|A 1919 Ad for Homebrewing Recipes|
from the Oshkosh Daily Northwestern
With the onset of Prohibition, the homebrewing scene in Oshkosh quickly became established. Four months after the dry law had been enacted the Oshkosh Daily Northwestern ran a story about the rise of homebrewing, pointing out that “effort is being made to brew beer, but it is mostly for home consumption and therefore the violation is not likely to get to the attention of the authorities, unless somebody ‘tips off’ the game.” An indication of how popular homebrewing rapidly became in Oshkosh was shown in 1921. In June of that year, when Wisconsin Governor John J. Blaine proposed a change to the enforcement of Prohibition law that would exclude the production of home made beer, the Northwestern ran a banner headline celebrating the proposal. Homebrewing had become big news in Oshkosh.

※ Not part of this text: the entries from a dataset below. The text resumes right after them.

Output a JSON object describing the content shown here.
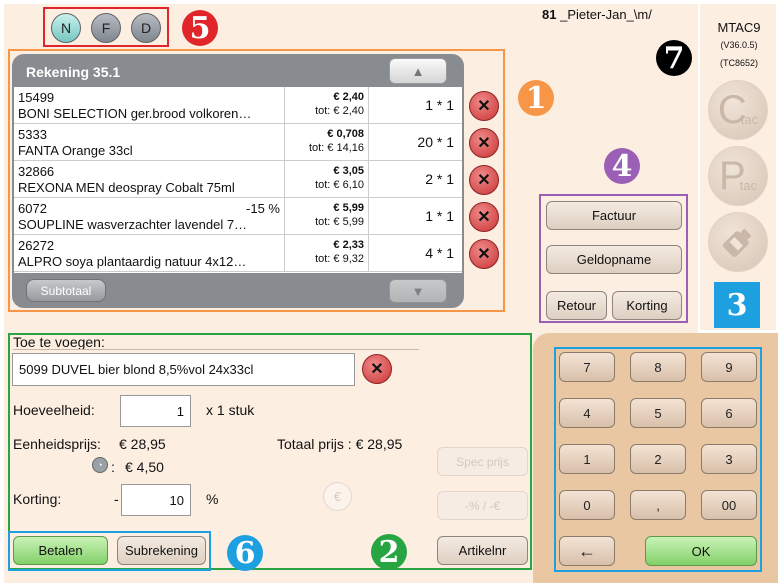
{
  "header": {
    "user_label": "81",
    "user_name": "_Pieter-Jan_\\m/"
  },
  "terminal": {
    "name": "MTAC9",
    "version": "(V36.0.5)",
    "code": "(TC8652)"
  },
  "mode_buttons": [
    "N",
    "F",
    "D"
  ],
  "badges": [
    "1",
    "2",
    "3",
    "4",
    "5",
    "6",
    "7"
  ],
  "receipt": {
    "title": "Rekening 35.1",
    "subtotal_label": "Subtotaal",
    "rows": [
      {
        "code": "15499",
        "name": "BONI SELECTION ger.brood volkoren…",
        "discount": "",
        "price": "€ 2,40",
        "total": "tot: € 2,40",
        "qty": "1 * 1"
      },
      {
        "code": "5333",
        "name": "FANTA Orange 33cl",
        "discount": "",
        "price": "€ 0,708",
        "total": "tot: € 14,16",
        "qty": "20 * 1"
      },
      {
        "code": "32866",
        "name": "REXONA MEN deospray Cobalt 75ml",
        "discount": "",
        "price": "€ 3,05",
        "total": "tot: € 6,10",
        "qty": "2 * 1"
      },
      {
        "code": "6072",
        "name": "SOUPLINE wasverzachter lavendel 7…",
        "discount": "-15 %",
        "price": "€ 5,99",
        "total": "tot: € 5,99",
        "qty": "1 * 1"
      },
      {
        "code": "26272",
        "name": "ALPRO soya plantaardig natuur 4x12…",
        "discount": "",
        "price": "€ 2,33",
        "total": "tot: € 9,32",
        "qty": "4 * 1"
      }
    ]
  },
  "actions": {
    "factuur": "Factuur",
    "geldopname": "Geldopname",
    "retour": "Retour",
    "korting": "Korting"
  },
  "add_item": {
    "title": "Toe te voegen:",
    "item_value": "5099 DUVEL bier blond 8,5%vol 24x33cl",
    "quantity_label": "Hoeveelheid:",
    "quantity_value": "1",
    "quantity_unit": "x 1 stuk",
    "unit_price_label": "Eenheidsprijs:",
    "unit_price_value": "€ 28,95",
    "total_price_label": "Totaal prijs : € 28,95",
    "deposit_value": "€ 4,50",
    "deposit_colon": ":",
    "discount_label": "Korting:",
    "discount_minus": "-",
    "discount_value": "10",
    "discount_unit": "%",
    "spec_price": "Spec prijs",
    "pct_euro": "-% / -€",
    "euro_symbol": "€",
    "article_nr": "Artikelnr"
  },
  "pay": {
    "betalen": "Betalen",
    "subrekening": "Subrekening"
  },
  "side_icons": {
    "c_letter": "C",
    "c_sub": "tac",
    "p_letter": "P",
    "p_sub": "tac"
  },
  "keypad": {
    "keys": [
      "7",
      "8",
      "9",
      "4",
      "5",
      "6",
      "1",
      "2",
      "3",
      "0",
      ",",
      "00"
    ],
    "backspace": "←",
    "ok": "OK"
  }
}
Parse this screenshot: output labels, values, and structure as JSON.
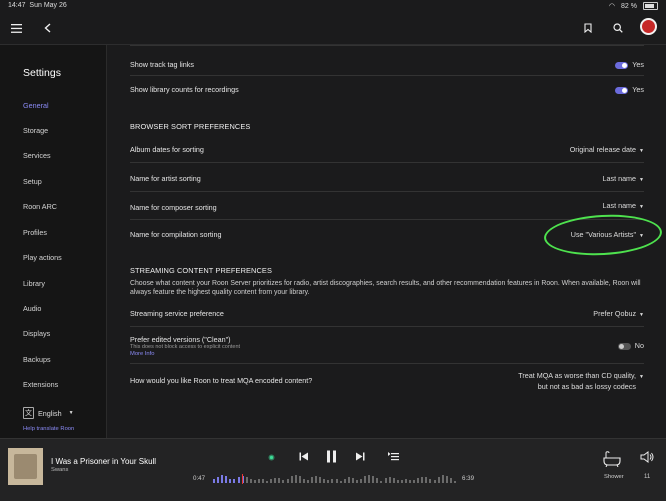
{
  "status": {
    "time": "14:47",
    "date": "Sun May 26",
    "battery": "82 %"
  },
  "sidebar": {
    "title": "Settings",
    "items": [
      {
        "label": "General",
        "active": true
      },
      {
        "label": "Storage"
      },
      {
        "label": "Services"
      },
      {
        "label": "Setup"
      },
      {
        "label": "Roon ARC"
      },
      {
        "label": "Profiles"
      },
      {
        "label": "Play actions"
      },
      {
        "label": "Library"
      },
      {
        "label": "Audio"
      },
      {
        "label": "Displays"
      },
      {
        "label": "Backups"
      },
      {
        "label": "Extensions"
      }
    ],
    "language": "English",
    "help": "Help translate Roon"
  },
  "settings": {
    "track_tag_links": {
      "label": "Show track tag links",
      "value": "Yes"
    },
    "library_counts": {
      "label": "Show library counts for recordings",
      "value": "Yes"
    },
    "browser_sort_header": "BROWSER SORT PREFERENCES",
    "album_dates": {
      "label": "Album dates for sorting",
      "value": "Original release date"
    },
    "artist_sort": {
      "label": "Name for artist sorting",
      "value": "Last name"
    },
    "composer_sort": {
      "label": "Name for composer sorting",
      "value": "Last name"
    },
    "compilation_sort": {
      "label": "Name for compilation sorting",
      "value": "Use \"Various Artists\""
    },
    "streaming_header": "STREAMING CONTENT PREFERENCES",
    "streaming_desc": "Choose what content your Roon Server prioritizes for radio, artist discographies, search results, and other recommendation features in Roon. When available, Roon will always feature the highest quality content from your library.",
    "streaming_service": {
      "label": "Streaming service preference",
      "value": "Prefer Qobuz"
    },
    "edited_versions": {
      "label": "Prefer edited versions (\"Clean\")",
      "sub": "This does not block access to explicit content",
      "more": "More Info",
      "value": "No"
    },
    "mqa": {
      "label": "How would you like Roon to treat MQA encoded content?",
      "value_line1": "Treat MQA as worse than CD quality,",
      "value_line2": "but not as bad as lossy codecs"
    }
  },
  "player": {
    "title": "I Was a Prisoner in Your Skull",
    "artist": "Swans",
    "elapsed": "0:47",
    "duration": "6:39",
    "progress": 0.118,
    "zone": "Shower",
    "volume": "11"
  },
  "colors": {
    "accent": "#8a8af5",
    "highlight": "#4ee24e"
  }
}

|Oshkosh Daily Northwestern June 7, 1921|
There’s little, however, in the public record that addresses the actual beer of that time or how it was brewed. And there are few who recall those early days of homebrewing. Here in Oshkosh, though, we’re lucky to have someone who remembers it all quite well. And that brings us back to Clarence “Inky” Jungwirth. Inky was born in Oshkosh in 1919 and the first beer he tasted was homebrew. Inky, remembers that “My uncles got me drunk at the age of 12. Not falling down drunk, but I was feeling gay as hell.” The homebrew Inky remembers was a pale, German style brew. Most likely, this beer was fermented with lager yeast at cellar temperatures. He says “My Grandpa had a basement and he’d ferment his beer in big crock jars. My Grandpa had crocks upon crocks of beer at his house. They even had their own bottling process.”